Comics Time: The Lagoon


The Lagoon
Lilli Carre, writer/artist
Fantagraphics, 2008
Buy it from Fantagraphics
Buy it from

I'm grateful for books like The Lagoon, where things happen without neat resonances with other things that happened, where you can't always locate the part within the whole. The Lagoon is a horror story, if a low-key one; like much of the best horror it makes the connection between horror and the absurd. Whether you're talking about a giant gorilla climbing the Empire State Building or a puzzle box that unleashes S&M demons, horror's iconic images frequently boast a lack of inherent logic that rivals that of video games. Carre gently (and I do mean gently--don't expect the surrealist nightmares of Tom Neely or Josh Simmons here) applies this throughout her story. The characters don't appear to know where the creature who lurks in the titular waters came from or why it does the weird thing it does, and neither do we. Nor are we presented enough information to determine the true nature of the creature's relationship with one member of the family at the center of the story. The context provided points to something illicit, but perhaps that's just the lingering effect of the story's eroticized, somnambulist qualities--so much takes place at night, in bedrooms, in still waters, against thick and sticky blacks...and heck, one character is an actual somnambulist. And finally, the story's coda (more like its final third) doesn't appear to directly address the preceding events in the way we'd expect. Carre's sinuous, snaking treatment of sound provides a through-line; there are windows that get opened and shut and lied about; the characters are of course the same; but it still feels disconnected in ways that few writers today are gutsy enough to attempt. The overall effect is like Clive Barker fed through a twee filter. This'll stick to you.

July 20, 2009

Comics Time: Never Learn Anything from History

Never Learn Anything from History
Kate Beaton, writer/artist
self-published, June 2009
68 pages
Read some strips at Kate Beaton's site
Buy the book from TopatoCo

Like Ditko Hands or Kirby Krackle, Kate Beaton Eyes are a signature achievement in cartooning. They widen, they narrow, they leer, they roll, and (god bless Tyra Banks for introducing this concept to the world) they even smile. If it's possible to make eye contact with a comic, Beaton's comics are prime candidates--you lock eyes with them and you're instantly drawn in. If eyes are the window to the soul, then Beaton's comics, like James Brown, have soul to burn.
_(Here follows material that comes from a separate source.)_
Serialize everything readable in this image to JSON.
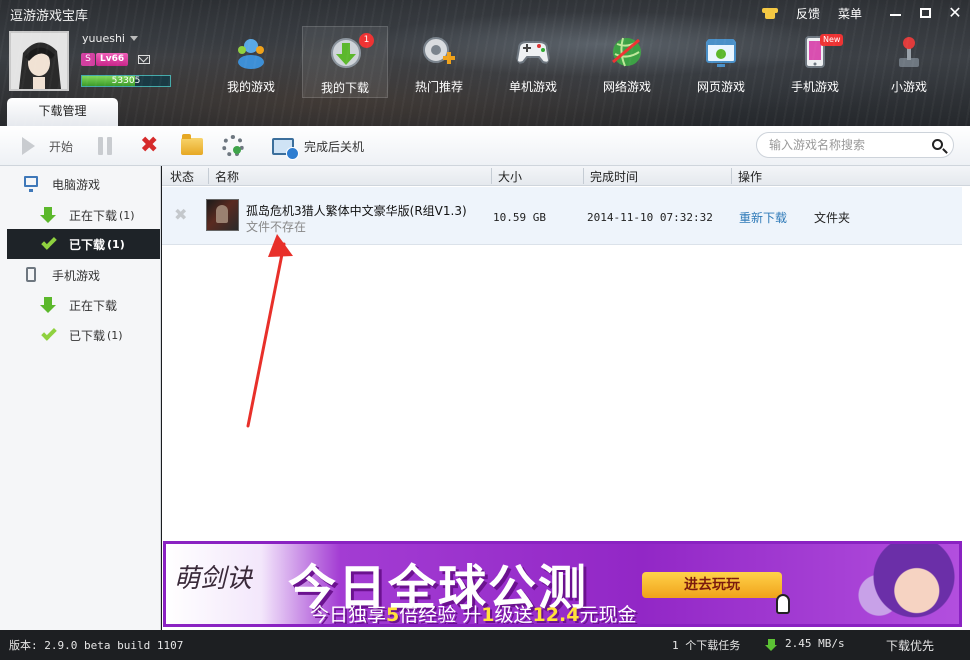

Once you're finished saying jeepers creepers over those peepers, the rest of her cartooning's elegant gestalt has a chance to make an impression on you. Beaton's line is loose, even rough at times, yet sinuous and whole--it's like cursive handwriting. It feels both sketchy and deliberately fancy, really a perfect complement to her subject matter, which more often than not plays history's great men and women (and the women and men in their lives) for laughs by feeding them through a precocious 14-year-old's priorities, sense of humor, and keen observation of adult absurdities--the kinds of gags you might find passed back and forth in notes between smart kids during third period history. Fans of Shakesperean actor (and brother of Abraham Lincoln's assassin) Edwin Booth shriek and moan during Hamlet's soliloquy like Twilight fans over Robert Pattinson taking his shirt off. Lord Byron is a slut. President James Monroe drops the Constitution, then bends over to pick it up, in order to show off his ass to an appreciative young lady. Rebels, revolutionaries, and rabblerousers from Robespierre to Louis Riel to Tadeusz Kosciuszko to Patrick Pearse to George Washington come across like the kind of bumbling heroes or simpering villains you'd find in a kid's action-comedy superhero cartoon. She has a real knack for their body language, too, as they proclaim and lounge and get shot in the face by arrows and come onto each other and so forth--their movements and poses are nearly as distinctive as their eyes. (Her self-caricature is a real peach, too.) Meanwhile there's something about Beaton's dialogue delivery that really suits the Internet--the strips sort of slowly wind their way up to the joke, at which point lots of punchlines seem banged out in all caps with no punctuation by hysterical messageboard people who are all too aware of their own hysteria, if you follow me.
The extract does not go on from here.